Statehood Day is celebrated in Kentucky and Tennessee on June 1st annually to celebrate the states’ admission to the United States. Mississippi was the 15th state and Kentucky was the 16th. Along with patriotism, the holiday promotes civic involvement.
Events celebrating Statehood Day often take place at memorial sites, historic sites, and museums. Many schools and other institutions hold educational events on state history and civic involvement. Programs and displays often include Native American features and live musical and dance performances. Demonstrations of historical crafts, such as colonial cooking and sewing, take place at Statehood Day events, which often take place on a weekend close to June 1st so that workers and students can attend.

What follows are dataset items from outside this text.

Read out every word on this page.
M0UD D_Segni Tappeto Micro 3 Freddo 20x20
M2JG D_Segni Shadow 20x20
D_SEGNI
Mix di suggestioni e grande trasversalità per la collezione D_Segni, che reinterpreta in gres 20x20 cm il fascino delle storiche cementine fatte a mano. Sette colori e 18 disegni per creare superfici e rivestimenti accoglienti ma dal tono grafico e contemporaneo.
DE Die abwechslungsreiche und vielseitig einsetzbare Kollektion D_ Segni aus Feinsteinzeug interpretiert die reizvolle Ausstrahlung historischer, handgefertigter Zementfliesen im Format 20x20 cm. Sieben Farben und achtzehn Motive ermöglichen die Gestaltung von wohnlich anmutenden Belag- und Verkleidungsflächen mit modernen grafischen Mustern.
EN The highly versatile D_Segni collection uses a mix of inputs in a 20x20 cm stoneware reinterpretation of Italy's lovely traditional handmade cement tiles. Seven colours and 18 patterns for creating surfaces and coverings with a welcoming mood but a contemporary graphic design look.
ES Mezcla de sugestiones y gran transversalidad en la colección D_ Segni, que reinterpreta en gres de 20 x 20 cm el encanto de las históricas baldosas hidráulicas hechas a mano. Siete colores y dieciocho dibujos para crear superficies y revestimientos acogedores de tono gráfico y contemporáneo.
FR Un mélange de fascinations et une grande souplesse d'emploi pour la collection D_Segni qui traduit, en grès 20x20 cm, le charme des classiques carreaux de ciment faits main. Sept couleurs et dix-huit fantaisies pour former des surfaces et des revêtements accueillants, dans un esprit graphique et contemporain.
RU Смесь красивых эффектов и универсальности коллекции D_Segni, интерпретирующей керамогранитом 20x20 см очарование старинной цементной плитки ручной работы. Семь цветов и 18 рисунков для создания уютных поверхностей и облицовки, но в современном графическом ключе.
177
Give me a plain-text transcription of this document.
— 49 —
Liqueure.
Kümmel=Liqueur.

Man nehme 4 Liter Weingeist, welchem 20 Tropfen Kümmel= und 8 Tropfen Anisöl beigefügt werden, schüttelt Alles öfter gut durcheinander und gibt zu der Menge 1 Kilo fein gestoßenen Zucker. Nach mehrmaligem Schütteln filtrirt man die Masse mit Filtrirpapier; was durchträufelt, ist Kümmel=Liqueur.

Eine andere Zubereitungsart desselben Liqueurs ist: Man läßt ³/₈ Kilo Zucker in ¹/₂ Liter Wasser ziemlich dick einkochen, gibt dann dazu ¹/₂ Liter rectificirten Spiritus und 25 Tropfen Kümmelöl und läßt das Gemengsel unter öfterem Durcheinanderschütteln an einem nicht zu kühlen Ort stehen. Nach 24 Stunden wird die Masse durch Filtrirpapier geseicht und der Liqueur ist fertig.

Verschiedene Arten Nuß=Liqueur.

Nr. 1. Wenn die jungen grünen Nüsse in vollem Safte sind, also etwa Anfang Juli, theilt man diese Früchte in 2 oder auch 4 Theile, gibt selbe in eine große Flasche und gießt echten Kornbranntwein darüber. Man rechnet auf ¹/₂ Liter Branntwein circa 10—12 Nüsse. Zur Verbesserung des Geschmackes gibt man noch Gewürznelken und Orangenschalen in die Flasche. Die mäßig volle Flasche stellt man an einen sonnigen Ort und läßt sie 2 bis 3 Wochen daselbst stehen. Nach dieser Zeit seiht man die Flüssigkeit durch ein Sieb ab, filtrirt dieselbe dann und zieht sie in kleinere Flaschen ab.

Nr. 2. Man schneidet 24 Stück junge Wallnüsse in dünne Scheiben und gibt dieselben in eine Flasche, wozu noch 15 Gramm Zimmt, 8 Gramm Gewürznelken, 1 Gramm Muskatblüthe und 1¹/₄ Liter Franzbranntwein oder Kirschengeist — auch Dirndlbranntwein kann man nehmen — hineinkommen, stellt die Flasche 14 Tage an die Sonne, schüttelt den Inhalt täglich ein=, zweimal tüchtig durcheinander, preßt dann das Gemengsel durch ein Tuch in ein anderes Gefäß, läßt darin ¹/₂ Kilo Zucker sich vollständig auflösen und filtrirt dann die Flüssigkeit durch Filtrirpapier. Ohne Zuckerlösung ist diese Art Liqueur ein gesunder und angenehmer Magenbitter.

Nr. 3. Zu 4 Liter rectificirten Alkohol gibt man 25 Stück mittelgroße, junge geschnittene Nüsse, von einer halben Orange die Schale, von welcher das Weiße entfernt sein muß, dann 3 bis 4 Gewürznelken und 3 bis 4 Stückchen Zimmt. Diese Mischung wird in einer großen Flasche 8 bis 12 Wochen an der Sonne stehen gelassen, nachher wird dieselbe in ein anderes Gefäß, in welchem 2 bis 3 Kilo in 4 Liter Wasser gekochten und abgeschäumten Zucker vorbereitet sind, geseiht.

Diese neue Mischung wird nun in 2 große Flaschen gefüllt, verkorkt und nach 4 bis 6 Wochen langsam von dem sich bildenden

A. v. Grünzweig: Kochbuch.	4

Celebrations will also display the state flags and seals.
After the Declaration of Independence was signed in 1776, the United States consisted of 13 states, previously the colonies. Kentucky was made the 15th state on June 1, 1792 and Tennessee the 16th on June 1st, 1796. The two states generally celebrate individually, but the celebrations are closely associated because of the same date and close proximity.
Kentucky, or the “Bluegrass State,” started to be settled by Europeans in the eighteenth century. The early territory suffered from conflicts with Indians, who did not appreciate the settling on their hunting grounds. Territory beyond the Appalachian Mountains was called Kentucky Country, a part of Virginia, until the state was established in 1972.
Kentucky Fun Facts:
- The state has the highest per capita population of turkey and deer along with large elk herds.
- The oldest living horse race in the United States is the Kentucky Derby, held in May.
- Louisville, Kentucky served the first cheeseburger in 1934.
- Jefferson Davis and Abraham Lincoln were both born in Kentucky less than 100 miles away from one another.
- Barren County in Kentucky is known for its fertile soil.
- Bourbon County actually does not allow the sale of alcohol.
In 1540, Spanish explorers were the first Europeans to set foot in what is now Tennessee—Native Americans had lived there since the archaic period. But Fort Loudoun was the first official colony to be established in 1756. Tennessee also experienced conflicts with Native Americans, including siding with the British during the Revolutionary War, when Natives attacked forts and settlers to strategically help the Loyalists.
At this time, Tennessee was considered part of North Carolina, asking to become the State of Franklin in 1784 after breaking off from the state. When counties of the State of Franklin applied for statehood, they were denied, and many returned to become part of North Carolina in order to be considered part of the United States. The state was finally admitted on June 1, 1796.
- Tennessee supplied the most Confederate soldiers during the Civil War. The state also supplied the most National Guard soldiers in the Gulf War.
- The state is nicknamed the Volunteer State after Tennessee volunteer soldiers showed bravery at the Battle of New Orleans in the War of 1812
- Kentucky born Samuel Powhatan Carter was both a Navy Admiral and an Army General, the only person to accomplish this feat.
- Tennessee is considered the turtle capitol of the world.
- Over 3,800 caves exist in Tennessee.